For the rewrite_data_files procedure this is how the catalog is loaded:

Table table = Spark3Util.loadIcebergTable(spark, tableNameStr);

As you can see in the case of RewriteDataFiles action I would construct the catalog myself from scratch and supply all the settings manually. Whereas, for the rewrite_data_files procedure it would take all its configs from SparkSession settings:

spark.sql.catalog.iceberg_catalog.io-impl: org.apache.iceberg.aws.s3.S3FileIO
spark.sql.catalog.iceberg_catalog.s3.access-key-id: (redacted)
spark.sql.catalog.iceberg_catalog.s3.endpoint: https://redacted
spark.sql.catalog.iceberg_catalog.s3.secret-access-key: (redacted)
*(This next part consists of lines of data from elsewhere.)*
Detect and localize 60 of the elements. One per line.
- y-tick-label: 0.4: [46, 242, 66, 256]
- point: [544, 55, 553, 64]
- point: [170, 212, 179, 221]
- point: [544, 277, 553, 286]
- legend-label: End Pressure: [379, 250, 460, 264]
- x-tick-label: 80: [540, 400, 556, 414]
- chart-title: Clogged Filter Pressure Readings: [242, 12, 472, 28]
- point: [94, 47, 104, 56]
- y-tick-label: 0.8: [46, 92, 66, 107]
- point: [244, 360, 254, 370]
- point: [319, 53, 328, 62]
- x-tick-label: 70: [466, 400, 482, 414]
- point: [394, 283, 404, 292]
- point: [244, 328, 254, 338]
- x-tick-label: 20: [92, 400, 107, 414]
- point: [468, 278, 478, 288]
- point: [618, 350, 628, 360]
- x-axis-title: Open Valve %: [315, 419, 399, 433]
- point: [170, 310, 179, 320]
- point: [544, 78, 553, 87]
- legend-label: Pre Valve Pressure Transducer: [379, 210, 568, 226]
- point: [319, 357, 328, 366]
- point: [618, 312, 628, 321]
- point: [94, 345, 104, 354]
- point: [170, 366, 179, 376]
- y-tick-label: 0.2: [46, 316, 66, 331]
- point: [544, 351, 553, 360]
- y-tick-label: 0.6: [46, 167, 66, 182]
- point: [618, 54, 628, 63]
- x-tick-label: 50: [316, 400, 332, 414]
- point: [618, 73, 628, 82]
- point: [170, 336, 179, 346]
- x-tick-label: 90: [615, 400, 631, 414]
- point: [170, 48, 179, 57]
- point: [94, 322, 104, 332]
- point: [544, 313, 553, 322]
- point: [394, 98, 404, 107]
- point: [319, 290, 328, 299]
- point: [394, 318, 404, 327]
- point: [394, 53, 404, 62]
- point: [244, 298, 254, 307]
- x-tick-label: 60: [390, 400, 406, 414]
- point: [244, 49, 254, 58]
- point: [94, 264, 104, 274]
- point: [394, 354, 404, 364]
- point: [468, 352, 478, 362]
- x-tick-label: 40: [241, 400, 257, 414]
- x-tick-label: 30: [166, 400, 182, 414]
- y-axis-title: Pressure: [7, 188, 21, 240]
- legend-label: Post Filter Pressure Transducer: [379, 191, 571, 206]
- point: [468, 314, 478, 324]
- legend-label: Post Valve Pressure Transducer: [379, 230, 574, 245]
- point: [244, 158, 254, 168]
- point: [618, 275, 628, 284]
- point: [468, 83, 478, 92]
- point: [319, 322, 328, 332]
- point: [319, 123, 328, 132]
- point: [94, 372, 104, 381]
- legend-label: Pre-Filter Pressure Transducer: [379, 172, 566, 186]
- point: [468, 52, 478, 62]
So, as you can see for the procedure I was supplying S3FileIO, and this is what caused this bug. As soon as I removed these 4 settings from my SparkSession conf, this bug went away, because instead of using S3FileIO rewrite_data_files procedure started using HadoopFileIO.

@danielcweeks FYI.

paulpaul1076 commented 4 months ago

@ajantha-bhat you don't need large scale to reproduce it at all. For me this problem started happening after the first run of rewrite_data_files. The second run started failing as soon as my iceberg table started having files around 300-500mb. Somehow, when S3FileIO loads these files it throws this content-length exception.

megri commented 2 months ago

I am experiencing the same issues, using the same setup as paulpaul1076. Thanks to this discussion I also tried changing from S3FileIO to the default and so far it seems to be working well.